C’est dans les « cités » de l’Italie septentrionale et de la Provence, d’une part, de l’autre dans les « bourgs » de la région flamande, que se sont formées les premières colonies marchandes. Par cela même qu’ils ont devancé le reste de l’Europe dans l’histoire du commerce, ces deux territoires connurent les premières manifestations de la vie urbaine. Les marchands y fondent ça et là, au xe siècle, des établissements sur lesquels on sait d’ailleurs très peu de chose ; au xie s siècle, ils se sont multipliés, agrandis et consolidés. Déjà, dans la cité comme dans le bourg, c’est eux qui jouent désormais le rôle principal. Les immigrants l’emportent sur les anciens habitants, la vie commerciale sur la vie agricole, et leur opposition fait surgir des conflits et nécessite des expédients par lesquels s’élabore, à travers une foule d’essais locaux, un nouvel ordre de choses.
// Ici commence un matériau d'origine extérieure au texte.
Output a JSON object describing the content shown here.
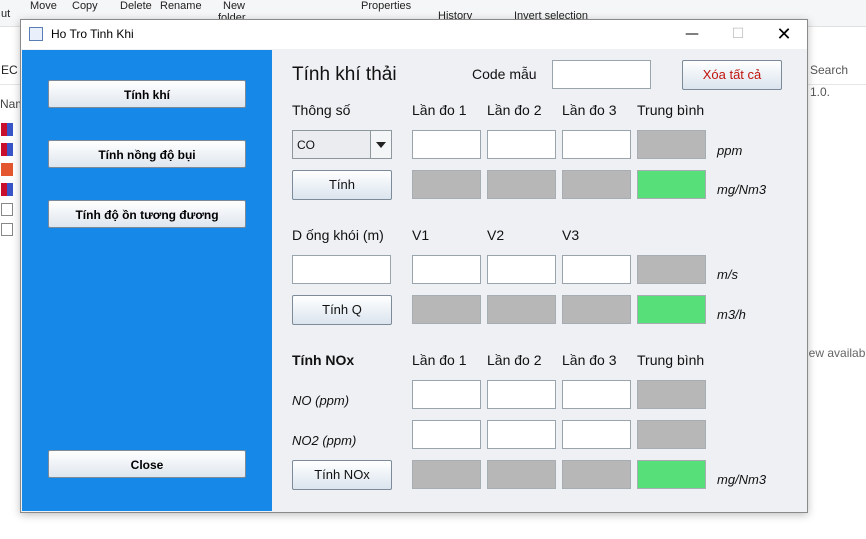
{
  "background": {
    "ribbon": [
      "ut",
      "Move",
      "Copy",
      "Delete",
      "Rename",
      "New",
      "folder",
      "Properties",
      "History",
      "Invert selection"
    ],
    "address_left": "EC (",
    "search_text": "Search 1.0.",
    "nav_label": "Nam",
    "preview_text": "iew availabl"
  },
  "window": {
    "title": "Ho Tro Tinh Khi",
    "min_glyph": "—",
    "max_glyph": "☐",
    "close_glyph": "✕"
  },
  "left_menu": {
    "btn_tinh_khi": "Tính khí",
    "btn_tinh_bui": "Tính nồng độ bụi",
    "btn_tinh_on": "Tính độ ồn tương đương",
    "btn_close": "Close"
  },
  "main": {
    "heading": "Tính khí thải",
    "code_label": "Code mẫu",
    "code_value": "",
    "clear_all": "Xóa tất cả",
    "param_label": "Thông số",
    "col_lan1": "Lần đo 1",
    "col_lan2": "Lần đo 2",
    "col_lan3": "Lần đo 3",
    "col_tb": "Trung bình",
    "pollutant_selected": "CO",
    "unit_ppm": "ppm",
    "calc_button": "Tính",
    "unit_mgnm3": "mg/Nm3",
    "diameter_label": "D ống khói (m)",
    "v1": "V1",
    "v2": "V2",
    "v3": "V3",
    "unit_ms": "m/s",
    "calc_q_button": "Tính Q",
    "unit_m3h": "m3/h",
    "nox_heading": "Tính NOx",
    "nox_lan1": "Lần đo 1",
    "nox_lan2": "Lần đo 2",
    "nox_lan3": "Lần đo 3",
    "nox_tb": "Trung bình",
    "no_label": "NO (ppm)",
    "no2_label": "NO2 (ppm)",
    "calc_nox_button": "Tính NOx",
    "unit_nox": "mg/Nm3"
  }
}
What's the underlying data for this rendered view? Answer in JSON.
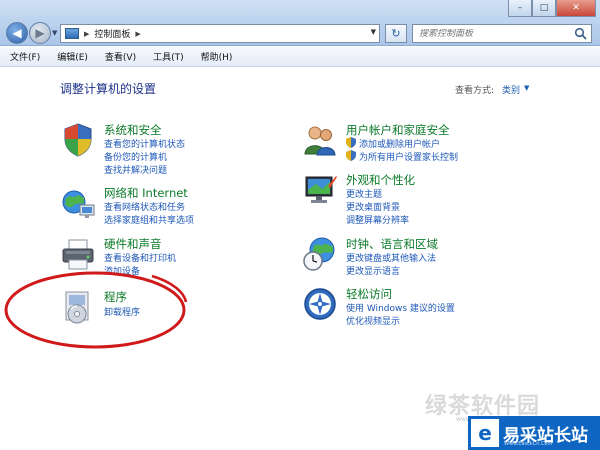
{
  "window": {
    "breadcrumb": "控制面板",
    "search_placeholder": "搜索控制面板",
    "controls": {
      "minimize": "–",
      "maximize": "□",
      "close": "✕"
    }
  },
  "menu": {
    "items": [
      {
        "label": "文件(F)"
      },
      {
        "label": "编辑(E)"
      },
      {
        "label": "查看(V)"
      },
      {
        "label": "工具(T)"
      },
      {
        "label": "帮助(H)"
      }
    ]
  },
  "main": {
    "heading": "调整计算机的设置",
    "view_by_label": "查看方式:",
    "view_by_value": "类别"
  },
  "categories": {
    "system": {
      "title": "系统和安全",
      "icon": "system-security-shield-icon",
      "links": [
        "查看您的计算机状态",
        "备份您的计算机",
        "查找并解决问题"
      ]
    },
    "network": {
      "title": "网络和 Internet",
      "icon": "network-globe-icon",
      "links": [
        "查看网络状态和任务",
        "选择家庭组和共享选项"
      ]
    },
    "hardware": {
      "title": "硬件和声音",
      "icon": "printer-icon",
      "links": [
        "查看设备和打印机",
        "添加设备"
      ]
    },
    "programs": {
      "title": "程序",
      "icon": "programs-disk-icon",
      "links": [
        "卸载程序"
      ]
    },
    "users": {
      "title": "用户帐户和家庭安全",
      "icon": "users-icon",
      "links": [
        "添加或删除用户帐户",
        "为所有用户设置家长控制"
      ]
    },
    "appearance": {
      "title": "外观和个性化",
      "icon": "display-appearance-icon",
      "links": [
        "更改主题",
        "更改桌面背景",
        "调整屏幕分辨率"
      ]
    },
    "clock": {
      "title": "时钟、语言和区域",
      "icon": "clock-globe-icon",
      "links": [
        "更改键盘或其他输入法",
        "更改显示语言"
      ]
    },
    "ease": {
      "title": "轻松访问",
      "icon": "ease-of-access-icon",
      "links": [
        "使用 Windows 建议的设置",
        "优化视频显示"
      ]
    }
  },
  "watermark": {
    "text": "绿茶软件园",
    "url": "www.33lc.com",
    "brand": "易采站长站",
    "brand_sub": "Www.EasckCn.Com"
  },
  "colors": {
    "category_title": "#0c7a2a",
    "link": "#1e58b8",
    "heading": "#1e3287",
    "annotation": "#d0191b",
    "brand": "#0f66c2"
  }
}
Il faut chercher à se bien représenter, si l’on veut comprendre ce phénomène aux conséquences si fécondes qu’a été la formation des bourgeoisies, toute l’ampleur du contraste qui se révéla dès l’abord entre l’ancienne population et la nouvelle. La première, composée de clercs, de chevaliers et de serfs, vit de la terre, la classe inférieure travaillant pour les classes supérieures qui, au point de vue économique, consomment sans rien produire. Il importe peu que l’on rencontre dans la plupart des « cités » quelques artisans pourvoyant aux besoins de la clientèle locale et un petit marché hebdomadaire fréquenté par les paysans des alentours. Ces artisans et ce marché, en effet, n’ont aucune importance par eux-mêmes ; ils sont étroitement subordonnés aux besoins de l’agglomération qui les renferme, et ils n’existent que pour elle. Il leur est impossible de se développer, puisque cette agglomération elle-même, dont la subsistance est limitée par les revenus du sol qui l’environne, n’a aucune possibilité de s’accroître.